Region: Americas
Year: 2004
Court: Inter-American Commission on Human Rights
Health Topics: Health care and health services, Mental health, Prisons
Human Rights: Freedom from torture and cruel, inhuman or degrading treatment, Right to due process/fair trial, Right to health, Right to liberty and security of person, Right to life
Tags: Access to health care, Access to treatment, Cruel and unusual punishment, Custody, Detainee, Detention, Execution, Imprisonment, Incarceration, Inmate, Mental disability, Mental disorder, Mental illness, Torture
This report addresses the admissibility of a petition that alleged the United States failed to fulfill its obligations under the American Declaration on the Rights and Duties of Man (the Declaration). Petitioners were Barristers with Tooks Court, London, a Solicitor with Lovells, London, and representatives of the Federal Defender Program, Atlanta, Georgia.

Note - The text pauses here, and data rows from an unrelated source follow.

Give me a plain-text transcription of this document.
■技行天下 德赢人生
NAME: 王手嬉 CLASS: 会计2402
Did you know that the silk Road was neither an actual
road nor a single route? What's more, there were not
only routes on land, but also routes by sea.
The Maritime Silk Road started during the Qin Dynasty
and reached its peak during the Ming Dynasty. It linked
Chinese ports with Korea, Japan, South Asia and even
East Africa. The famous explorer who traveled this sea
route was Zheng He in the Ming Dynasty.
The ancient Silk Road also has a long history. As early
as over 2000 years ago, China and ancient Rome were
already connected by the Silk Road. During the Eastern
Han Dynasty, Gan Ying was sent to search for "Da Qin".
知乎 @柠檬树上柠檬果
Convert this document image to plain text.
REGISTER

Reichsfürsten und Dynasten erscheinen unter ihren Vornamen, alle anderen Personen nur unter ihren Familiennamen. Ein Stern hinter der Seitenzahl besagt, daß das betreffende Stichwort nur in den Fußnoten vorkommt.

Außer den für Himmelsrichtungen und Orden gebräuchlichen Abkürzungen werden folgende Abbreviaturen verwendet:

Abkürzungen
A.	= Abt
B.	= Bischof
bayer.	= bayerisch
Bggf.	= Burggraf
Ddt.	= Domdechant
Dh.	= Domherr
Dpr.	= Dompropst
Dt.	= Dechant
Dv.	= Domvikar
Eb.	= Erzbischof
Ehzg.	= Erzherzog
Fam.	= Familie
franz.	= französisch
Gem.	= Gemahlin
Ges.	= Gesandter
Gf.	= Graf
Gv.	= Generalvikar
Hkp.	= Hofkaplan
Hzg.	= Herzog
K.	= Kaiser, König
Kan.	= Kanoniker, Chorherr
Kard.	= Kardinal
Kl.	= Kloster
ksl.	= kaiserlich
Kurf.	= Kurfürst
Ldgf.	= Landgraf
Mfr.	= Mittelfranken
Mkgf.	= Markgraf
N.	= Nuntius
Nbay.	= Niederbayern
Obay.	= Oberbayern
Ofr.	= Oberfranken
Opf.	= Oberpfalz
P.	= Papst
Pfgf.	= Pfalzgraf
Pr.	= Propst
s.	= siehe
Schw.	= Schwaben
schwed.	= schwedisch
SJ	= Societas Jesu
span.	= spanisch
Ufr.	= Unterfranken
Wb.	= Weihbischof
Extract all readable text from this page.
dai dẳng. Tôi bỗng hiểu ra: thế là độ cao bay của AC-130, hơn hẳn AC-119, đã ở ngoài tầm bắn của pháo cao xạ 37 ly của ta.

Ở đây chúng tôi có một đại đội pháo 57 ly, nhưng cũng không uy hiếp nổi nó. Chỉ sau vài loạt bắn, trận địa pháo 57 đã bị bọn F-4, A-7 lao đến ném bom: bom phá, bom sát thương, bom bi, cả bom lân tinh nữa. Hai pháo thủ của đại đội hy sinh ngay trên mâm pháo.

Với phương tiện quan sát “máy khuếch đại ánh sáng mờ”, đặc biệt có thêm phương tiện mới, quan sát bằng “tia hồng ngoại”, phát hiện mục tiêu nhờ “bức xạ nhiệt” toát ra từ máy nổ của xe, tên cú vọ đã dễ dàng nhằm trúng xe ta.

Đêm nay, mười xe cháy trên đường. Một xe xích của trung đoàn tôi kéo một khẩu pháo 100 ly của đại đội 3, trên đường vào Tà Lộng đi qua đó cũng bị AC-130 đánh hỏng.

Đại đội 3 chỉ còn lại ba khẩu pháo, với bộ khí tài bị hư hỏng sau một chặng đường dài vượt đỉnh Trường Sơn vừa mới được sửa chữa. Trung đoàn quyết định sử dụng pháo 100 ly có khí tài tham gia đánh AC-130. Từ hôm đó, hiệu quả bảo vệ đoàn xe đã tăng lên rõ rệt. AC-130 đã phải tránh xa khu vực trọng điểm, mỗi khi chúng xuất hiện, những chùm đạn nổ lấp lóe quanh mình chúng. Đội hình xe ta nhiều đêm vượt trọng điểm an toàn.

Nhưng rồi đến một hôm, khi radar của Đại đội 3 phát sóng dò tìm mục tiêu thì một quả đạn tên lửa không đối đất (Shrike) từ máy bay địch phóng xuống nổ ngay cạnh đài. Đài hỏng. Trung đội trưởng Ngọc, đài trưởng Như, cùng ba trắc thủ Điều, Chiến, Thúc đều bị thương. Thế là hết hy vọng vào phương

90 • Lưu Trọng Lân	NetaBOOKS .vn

Tracy Lee Housel was a United States citizen with dual British nationality. At the time of the original petition, he was on death row in the state of Georgia for a conviction of murder and car theft. Petitioners alleged the United States violated Mr. Housel’s the right to a fair trial under article XVIII of the Declaration because his legal counsel during representation was inadequate, unadjudicated offences were inappropriately used during the sentencing phase, and the length of his incarceration was excessive.
Petitioners further claimed Mr. Housel suffered significant physical and mental abuse during his pre-trial detention. Petitioners also contended that the effect of this treatment was exacerbated by the fact that Mr. Housel suffered from severe mental health problems, for which he did not receive treatment. They claimed that the abuse suffered by Mr. Housel, together with the sixteen years he spent on death row, violated his right to life, his right to the preservation of his health and well-being, his right to humane treatment while in custody, and his right not to receive cruel, infamous or unusual punishment, protected under articles I, XI, XXV and XXVI of the Declaration.
Petitioners asserted that the United Stats was obliged to organize its legal system so that death row inmates had a proper opportunity to challenge their conviction and to ensure these challenges were considered promptly so that inmates did not remain on death row for excessive periods of time.
The Commission previously issued precautionary measures requesting that United States to preserve Mr. Housel’s life pending the Commission’s investigation of the allegations. Mr. Housel, however, was executed as scheduled. Petitioners claimed the United States’ failure to comply with the Commission’s request for stay of execution constituted a further violation of Mr. Housel’s right to pursue a petition before the Commission, resulting in irreparable harm (death).
The Commission declared the petition admissible. It stated that after carefully reviewing arguments by both sides and in light of the heightened scrutiny test applied in cases involving capital punishment the petition tended to establish violations of articles I, XI, XVIII, XXV and XXVI of the Declaration.
The Commission noted that domestic proceedings in the United States would not have been “effective,” especially in light of United States Supreme Court’s denial of Housel’s writs of certiorari and the United States failure to comply with the Commission’s request for stay of execution.
“In its jurisprudence, this Commission has shared the view of the European Court of Human Rights that a petitioner may be excused from exhausting domestic remedies with respect to a claim where it is apparent from the record before it that any proceedings instituted on that claim would have no reasonable prospect of success in light of prevailing jurisprudence of the state’s highest courts. In these circumstances, the Commission has considered that proceedings in which claims of this nature are raised would not be considered ‘effective’ in accordance with general principles of international law.” Para. 36.
“After carefully reviewing the information and arguments provided by the Petitioners and the State in light of the heightened scrutiny test applied by the Commission in capital punishment cases, and without prejudicing the merits of the matter, the Commission considers that the petition states facts that tend to establish violations of Articles I, XI, XVIII, XXV, and XXVI of the American Declaration. In this regard, the Commission wishes to emphasize that its evaluation of whether a petition may tend to disclose a violation of the American Declaration for the purposes of admissibility cannot, as the State appears to suggest, be determined based upon the fact that similar claims were determined by domestic courts to be unsubstantiated. While it will not undertake a fourth instance review of the decisions of domestic courts acting within their competence and with due judicial guarantees, the Commission is empowered to undertake its own evaluation of the evidence presented in the proceeding before it, in light of the principles and jurisprudence of the inter-American human rights system, in order to determine whether a violation of a state’s international commitments may be involved.” Para. 42.